China property recovery elusive despite relief, say S&P, Fitch; others see bright spots
- S&P Global and Fitch Ratings have cut China’s property sales forecasts for the second half of 2024, but others say positive signs are emerging in the crisis-hit sector
Beijing’s most ambitious attempt yet to support China’s slumping property market was panned by S&P Global and Fitch Ratings, as the two agencies predict more downside for the crisis-hit sector, in sharp contrast with some analysts who feel that the worst might be over.

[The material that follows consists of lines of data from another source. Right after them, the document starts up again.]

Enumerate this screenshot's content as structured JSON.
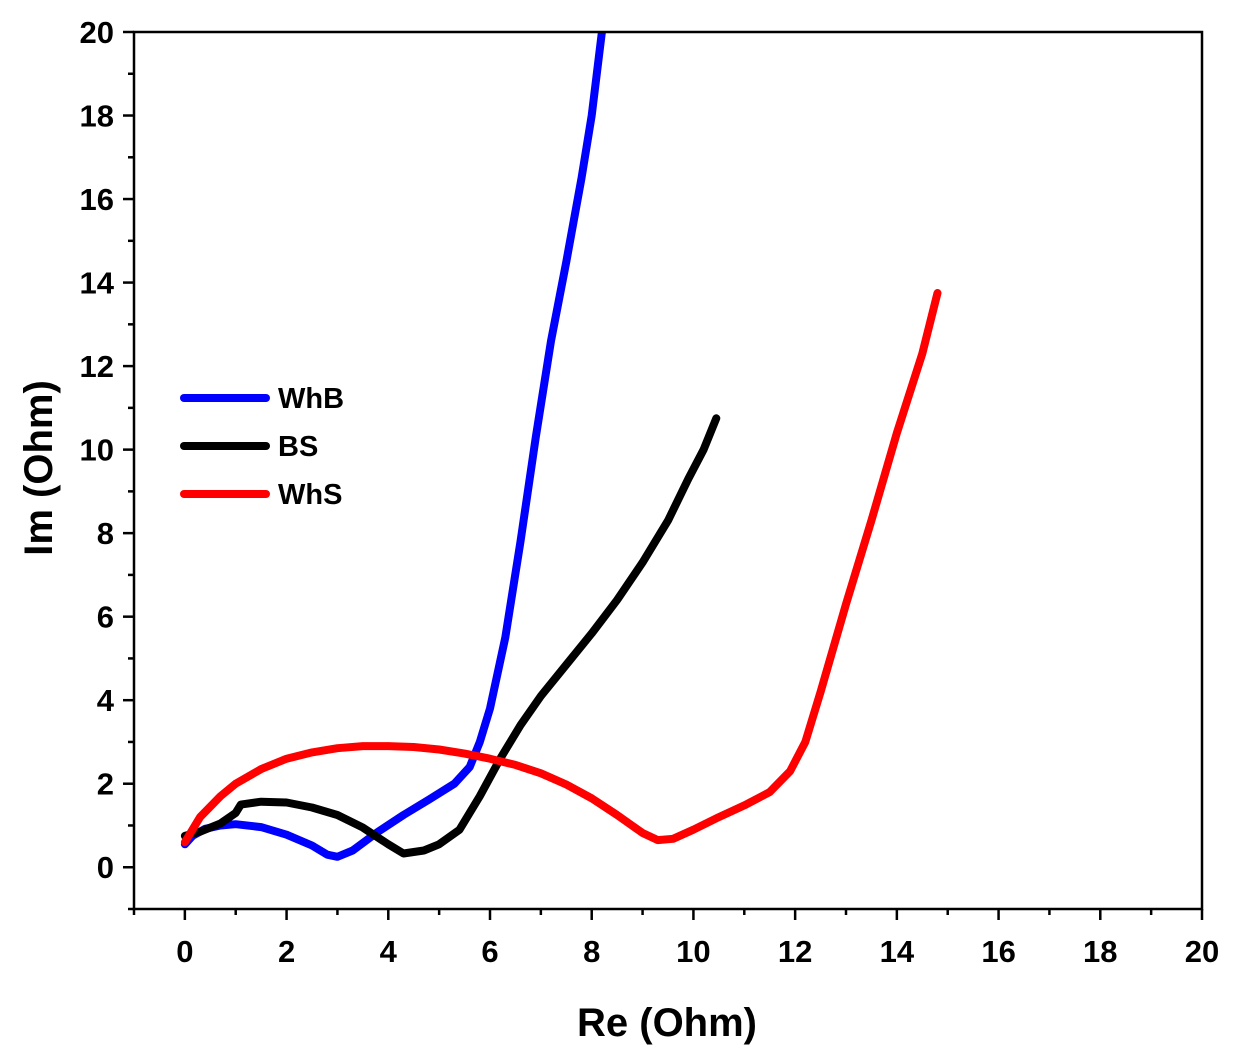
{
  "chart_data": {
    "type": "line",
    "title": "",
    "xlabel": "Re (Ohm)",
    "ylabel": "Im (Ohm)",
    "xlim": [
      -1,
      20
    ],
    "ylim": [
      -1,
      20
    ],
    "x_ticks": [
      0,
      2,
      4,
      6,
      8,
      10,
      12,
      14,
      16,
      18,
      20
    ],
    "x_tick_labels": [
      "0",
      "2",
      "4",
      "6",
      "8",
      "10",
      "12",
      "14",
      "16",
      "18",
      "20"
    ],
    "y_ticks": [
      0,
      2,
      4,
      6,
      8,
      10,
      12,
      14,
      16,
      18,
      20
    ],
    "y_tick_labels": [
      "0",
      "2",
      "4",
      "6",
      "8",
      "10",
      "12",
      "14",
      "16",
      "18",
      "20"
    ],
    "grid": false,
    "legend_position": "middle-left",
    "series": [
      {
        "name": "WhB",
        "color": "#0000ff",
        "points": [
          [
            0.0,
            0.55
          ],
          [
            0.15,
            0.75
          ],
          [
            0.4,
            0.92
          ],
          [
            0.7,
            1.0
          ],
          [
            1.0,
            1.03
          ],
          [
            1.5,
            0.96
          ],
          [
            2.0,
            0.78
          ],
          [
            2.5,
            0.52
          ],
          [
            2.8,
            0.3
          ],
          [
            3.0,
            0.25
          ],
          [
            3.3,
            0.4
          ],
          [
            3.8,
            0.85
          ],
          [
            4.3,
            1.25
          ],
          [
            4.8,
            1.62
          ],
          [
            5.3,
            2.0
          ],
          [
            5.6,
            2.4
          ],
          [
            5.8,
            3.0
          ],
          [
            6.0,
            3.8
          ],
          [
            6.3,
            5.5
          ],
          [
            6.6,
            7.8
          ],
          [
            6.9,
            10.3
          ],
          [
            7.2,
            12.6
          ],
          [
            7.5,
            14.5
          ],
          [
            7.8,
            16.5
          ],
          [
            8.0,
            18.0
          ],
          [
            8.2,
            20.0
          ]
        ]
      },
      {
        "name": "BS",
        "color": "#000000",
        "points": [
          [
            0.0,
            0.75
          ],
          [
            0.3,
            0.85
          ],
          [
            0.7,
            1.05
          ],
          [
            1.0,
            1.3
          ],
          [
            1.1,
            1.5
          ],
          [
            1.5,
            1.57
          ],
          [
            2.0,
            1.55
          ],
          [
            2.5,
            1.43
          ],
          [
            3.0,
            1.25
          ],
          [
            3.5,
            0.95
          ],
          [
            4.0,
            0.55
          ],
          [
            4.3,
            0.33
          ],
          [
            4.7,
            0.4
          ],
          [
            5.0,
            0.55
          ],
          [
            5.4,
            0.9
          ],
          [
            5.8,
            1.7
          ],
          [
            6.2,
            2.6
          ],
          [
            6.6,
            3.4
          ],
          [
            7.0,
            4.1
          ],
          [
            7.5,
            4.85
          ],
          [
            8.0,
            5.6
          ],
          [
            8.5,
            6.4
          ],
          [
            9.0,
            7.3
          ],
          [
            9.5,
            8.3
          ],
          [
            9.9,
            9.3
          ],
          [
            10.2,
            10.0
          ],
          [
            10.45,
            10.75
          ]
        ]
      },
      {
        "name": "WhS",
        "color": "#ff0000",
        "points": [
          [
            0.0,
            0.6
          ],
          [
            0.3,
            1.2
          ],
          [
            0.7,
            1.7
          ],
          [
            1.0,
            2.0
          ],
          [
            1.5,
            2.35
          ],
          [
            2.0,
            2.6
          ],
          [
            2.5,
            2.75
          ],
          [
            3.0,
            2.85
          ],
          [
            3.5,
            2.9
          ],
          [
            4.0,
            2.9
          ],
          [
            4.5,
            2.88
          ],
          [
            5.0,
            2.82
          ],
          [
            5.5,
            2.72
          ],
          [
            6.0,
            2.6
          ],
          [
            6.5,
            2.45
          ],
          [
            7.0,
            2.25
          ],
          [
            7.5,
            1.98
          ],
          [
            8.0,
            1.65
          ],
          [
            8.5,
            1.25
          ],
          [
            9.0,
            0.82
          ],
          [
            9.3,
            0.65
          ],
          [
            9.6,
            0.68
          ],
          [
            10.0,
            0.9
          ],
          [
            10.5,
            1.2
          ],
          [
            11.0,
            1.48
          ],
          [
            11.5,
            1.8
          ],
          [
            11.9,
            2.3
          ],
          [
            12.2,
            3.0
          ],
          [
            12.5,
            4.2
          ],
          [
            13.0,
            6.3
          ],
          [
            13.5,
            8.3
          ],
          [
            14.0,
            10.4
          ],
          [
            14.5,
            12.3
          ],
          [
            14.8,
            13.75
          ]
        ]
      }
    ]
  }
}
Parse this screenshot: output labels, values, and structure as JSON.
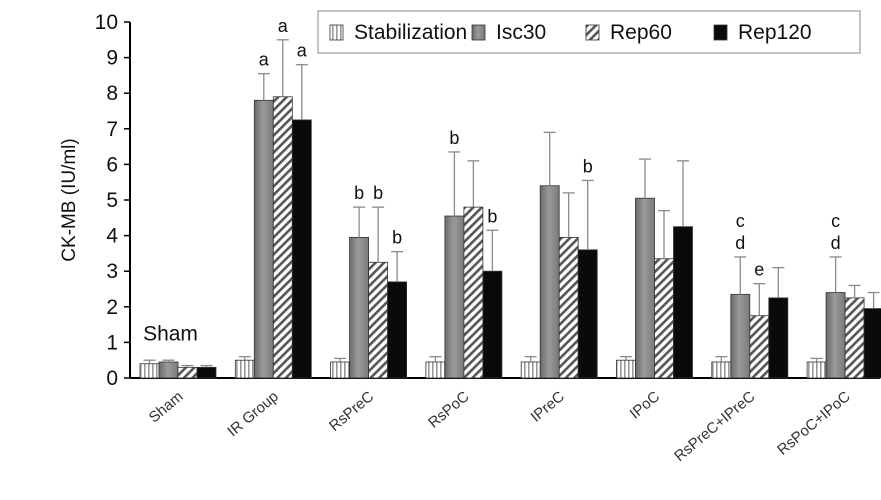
{
  "chart_data": {
    "type": "bar",
    "ylabel": "CK-MB (IU/ml)",
    "ylim": [
      0,
      10
    ],
    "yticks": [
      0,
      1,
      2,
      3,
      4,
      5,
      6,
      7,
      8,
      9,
      10
    ],
    "categories": [
      "Sham",
      "IR Group",
      "RsPreC",
      "RsPoC",
      "IPreC",
      "IPoC",
      "RsPreC+IPreC",
      "RsPoC+IPoC"
    ],
    "legend_position": "top-right",
    "series": [
      {
        "name": "Stabilization",
        "pattern": "vertical-stripes",
        "values": [
          0.4,
          0.5,
          0.45,
          0.45,
          0.45,
          0.5,
          0.45,
          0.45
        ],
        "errors": [
          0.1,
          0.1,
          0.1,
          0.15,
          0.15,
          0.1,
          0.15,
          0.1
        ]
      },
      {
        "name": "Isc30",
        "pattern": "gray",
        "values": [
          0.45,
          7.8,
          3.95,
          4.55,
          5.4,
          5.05,
          2.35,
          2.4
        ],
        "errors": [
          0.05,
          0.75,
          0.85,
          1.8,
          1.5,
          1.1,
          1.05,
          1.0
        ]
      },
      {
        "name": "Rep60",
        "pattern": "diagonal-hatch",
        "values": [
          0.3,
          7.9,
          3.25,
          4.8,
          3.95,
          3.35,
          1.75,
          2.25
        ],
        "errors": [
          0.05,
          1.6,
          1.55,
          1.3,
          1.25,
          1.35,
          0.9,
          0.35
        ]
      },
      {
        "name": "Rep120",
        "pattern": "black",
        "values": [
          0.3,
          7.25,
          2.7,
          3.0,
          3.6,
          4.25,
          2.25,
          1.95
        ],
        "errors": [
          0.05,
          1.55,
          0.85,
          1.15,
          1.95,
          1.85,
          0.85,
          0.45
        ]
      }
    ],
    "annotations": [
      {
        "category": "Sham",
        "series": "Isc30",
        "text": "Sham"
      },
      {
        "category": "IR Group",
        "series": "Isc30",
        "text": "a"
      },
      {
        "category": "IR Group",
        "series": "Rep60",
        "text": "a"
      },
      {
        "category": "IR Group",
        "series": "Rep120",
        "text": "a"
      },
      {
        "category": "RsPreC",
        "series": "Isc30",
        "text": "b"
      },
      {
        "category": "RsPreC",
        "series": "Rep60",
        "text": "b"
      },
      {
        "category": "RsPreC",
        "series": "Rep120",
        "text": "b"
      },
      {
        "category": "RsPoC",
        "series": "Isc30",
        "text": "b"
      },
      {
        "category": "RsPoC",
        "series": "Rep120",
        "text": "b"
      },
      {
        "category": "IPreC",
        "series": "Rep120",
        "text": "b"
      },
      {
        "category": "RsPreC+IPreC",
        "series": "Isc30",
        "text": "d"
      },
      {
        "category": "RsPreC+IPreC",
        "series": "Isc30",
        "text": "c"
      },
      {
        "category": "RsPreC+IPreC",
        "series": "Rep60",
        "text": "e"
      },
      {
        "category": "RsPoC+IPoC",
        "series": "Isc30",
        "text": "d"
      },
      {
        "category": "RsPoC+IPoC",
        "series": "Isc30",
        "text": "c"
      }
    ],
    "legend_labels": [
      "Stabilization",
      "Isc30",
      "Rep60",
      "Rep120"
    ]
  }
}
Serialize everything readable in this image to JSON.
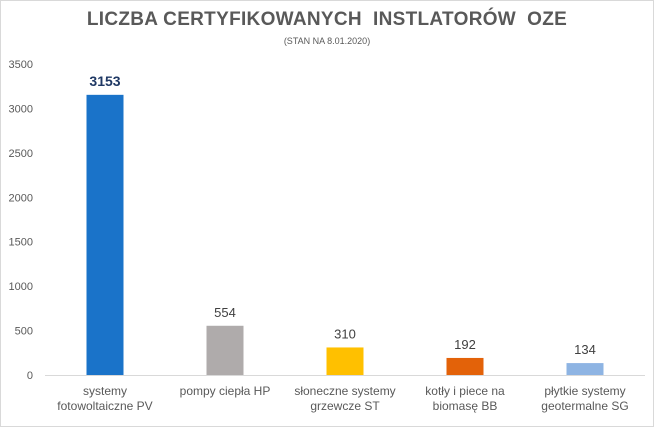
{
  "chart_data": {
    "type": "bar",
    "title": "LICZBA CERTYFIKOWANYCH  INSTLATORÓW  OZE",
    "subtitle": "(STAN NA 8.01.2020)",
    "categories": [
      [
        "systemy",
        "fotowoltaiczne PV"
      ],
      [
        "pompy ciepła HP"
      ],
      [
        "słoneczne systemy",
        "grzewcze ST"
      ],
      [
        "kotły i piece na",
        "biomasę BB"
      ],
      [
        "płytkie systemy",
        "geotermalne SG"
      ]
    ],
    "values": [
      3153,
      554,
      310,
      192,
      134
    ],
    "data_labels": [
      "3153",
      "554",
      "310",
      "192",
      "134"
    ],
    "colors": [
      "#1a73c9",
      "#afabab",
      "#ffc000",
      "#e36209",
      "#8eb4e3"
    ],
    "ylim": [
      0,
      3500
    ],
    "yticks": [
      0,
      500,
      1000,
      1500,
      2000,
      2500,
      3000,
      3500
    ],
    "grid": false,
    "xlabel": "",
    "ylabel": ""
  }
}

S&P Global on Thursday downgraded its projections of new home sales for 2024 on concerns that homebuyer confidence will remain lacklustre, and demand, especially in lower-tier cities, will not recover sufficiently.
“We expect that in the second half of 2024, China’s property sector will continue to decline despite the new round of policies, with sales expected to drop 15 per cent compared to last year, which is a downward adjustment compared to a projected 5 per cent drop [made] at the end of 2023,” said Renyuan Zhang, director of corporate ratings at S&P Global (China) Ratings.
Overnight, Fitch Ratings made a similar cut. It now expects new home sales to decline by up to 20 per cent to 8.3 trillion yuan (US$1.1 trillion) in 2024, with sales expected to drop 10 to 15 per cent in gross-floor-area terms to between 800 million and 850 million square meter-range.
“This reflects a lower sales trend in the first four months than our previous forecast of a 5 to 10 per cent decline in sales, as well as more pronounced downward pressure on new home prices,” said Tyran Kam, senior director of Asia-Pacific corporate ratings at Fitch.